Markus Kröger is an Associate Professor in Development Studies, Faculty of Social Science, and Member of the Helsinki Institute of Sustainability Science, University of Helsinki. His research has focused on the political economy of development and natural resource extraction, especially in Latin America, India, and the Arctic. He is the author of Contentious agency and natural resource politics, and a host of articles on world-ecology, forest policy, global forestry, Brazilian political economy, Latin American environmental politics, mining, and resistance to extractivism. He is currently studying the political economies of deforestation and the conflicts related to industrial forestry.

Maria Ehrnström-Fuentes

Maria Ehrnström-Fuentes is a postdoctoral researcher in Management and Organisation at Hanken School of Economics and University of Tampere. Her PhD titled ‘Legitimacy in the Pluriverse’, investigated the politics between global forestry corporations and local communities in Chile and Uruguay, and how practices such as corporate social responsibility (CSR) and stakeholder dialogues impact the world-making processes of communities affected by forestry. Her research interests also include the organizing and politics of local food networks and grassroots organizations in the Nordic countries.

Teivo Teivainen

Teivo Teivainen is Professor of World Politics at the University of Helsinki.
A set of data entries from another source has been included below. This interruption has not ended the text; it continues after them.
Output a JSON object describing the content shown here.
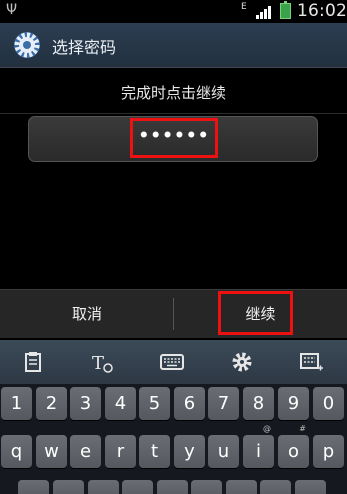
{
  "status_bar": {
    "network_type": "E",
    "time": "16:02",
    "icons": [
      "usb-icon",
      "signal-icon",
      "battery-charging-icon"
    ]
  },
  "title_bar": {
    "title": "选择密码",
    "icon": "gear-icon"
  },
  "instruction": "完成时点击继续",
  "password": {
    "masked_value": "••••••"
  },
  "buttons": {
    "cancel": "取消",
    "continue": "继续"
  },
  "keyboard": {
    "toolbar_icons": [
      "clipboard-icon",
      "handwriting-icon",
      "keyboard-icon",
      "settings-icon",
      "emoticon-icon"
    ],
    "number_row": [
      "1",
      "2",
      "3",
      "4",
      "5",
      "6",
      "7",
      "8",
      "9",
      "0"
    ],
    "letter_row": [
      "q",
      "w",
      "e",
      "r",
      "t",
      "y",
      "u",
      "i",
      "o",
      "p"
    ],
    "letter_row_alt": [
      "",
      "",
      "",
      "",
      "",
      "",
      "",
      "@",
      "#",
      ""
    ]
  },
  "colors": {
    "highlight": "#ee1111",
    "titlebar": "#2c3e52",
    "battery": "#3aa24a"
  }
}
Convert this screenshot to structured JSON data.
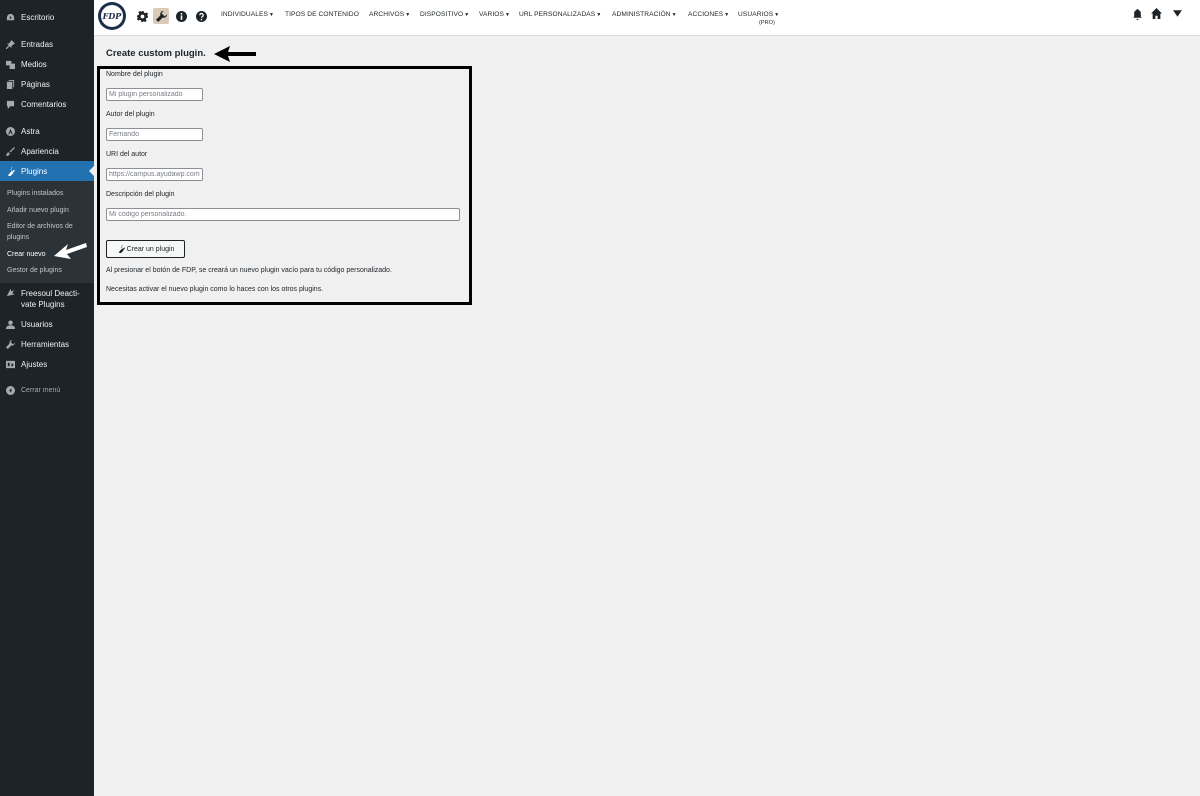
{
  "sidebar": {
    "items": [
      {
        "label": "Escritorio",
        "icon": "dashboard-icon"
      },
      {
        "label": "Entradas",
        "icon": "pin-icon"
      },
      {
        "label": "Medios",
        "icon": "media-icon"
      },
      {
        "label": "Páginas",
        "icon": "pages-icon"
      },
      {
        "label": "Comentarios",
        "icon": "comment-icon"
      },
      {
        "label": "Astra",
        "icon": "astra-icon"
      },
      {
        "label": "Apariencia",
        "icon": "brush-icon"
      },
      {
        "label": "Plugins",
        "icon": "plugin-icon"
      },
      {
        "label": "Freesoul Deacti-vate Plugins",
        "icon": "freesoul-icon"
      },
      {
        "label": "Usuarios",
        "icon": "user-icon"
      },
      {
        "label": "Herramientas",
        "icon": "wrench-icon"
      },
      {
        "label": "Ajustes",
        "icon": "settings-icon"
      }
    ],
    "submenu": [
      {
        "label": "Plugins instalados"
      },
      {
        "label": "Añadir nuevo plugin"
      },
      {
        "label": "Editor de archivos de plugins"
      },
      {
        "label": "Crear nuevo"
      },
      {
        "label": "Gestor de plugins"
      }
    ],
    "collapse_label": "Cerrar menú"
  },
  "topbar": {
    "logo_text": "FDP",
    "nav": [
      {
        "label": "INDIVIDUALES"
      },
      {
        "label": "TIPOS DE CONTENIDO"
      },
      {
        "label": "ARCHIVOS"
      },
      {
        "label": "DISPOSITIVO"
      },
      {
        "label": "VARIOS"
      },
      {
        "label": "URL PERSONALIZADAS"
      },
      {
        "label": "ADMINISTRACIÓN"
      },
      {
        "label": "ACCIONES"
      },
      {
        "label": "USUARIOS"
      }
    ],
    "pro_label": "(PRO)",
    "caret": "▼"
  },
  "main": {
    "title": "Create custom plugin.",
    "fields": [
      {
        "label": "Nombre del plugin",
        "placeholder": "Mi plugin personalizado",
        "value": ""
      },
      {
        "label": "Autor del plugin",
        "placeholder": "Fernando",
        "value": ""
      },
      {
        "label": "URI del autor",
        "placeholder": "https://campus.ayudawp.com",
        "value": ""
      },
      {
        "label": "Descripción del plugin",
        "placeholder": "Mi código personalizado.",
        "value": ""
      }
    ],
    "button_label": "Crear un plugin",
    "note1": "Al presionar el botón de FDP, se creará un nuevo plugin vacío para tu código personalizado.",
    "note2": "Necesitas activar el nuevo plugin como lo haces con los otros plugins."
  },
  "colors": {
    "sidebar_bg": "#1d2327",
    "active_bg": "#2271b1",
    "page_bg": "#f0f0f1"
  }
}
His research includes questions about global political economy and transnational social movements. One of his current projects is about the political and ecological impact of Finnish pulp investments in Uruguay. His awards range from Hopkins Award of the American Sociological Association for his book Enter Economism, Exit Politics (published by Zed Books in 2002) to Amartya Sen Prize of Yale University for the article, coauthored with Matti Ylönen, “Politics of Intra-firm Trade” (published in New Political Economy in 2018). In between, he has received Academy of Finland Recognition Award, Pro Feminism Award, JV Snellman Public Information Award, and Ovet Award for advancing knowledge about Russia in Finland (a theme he sometimes explores through World Political City Walks).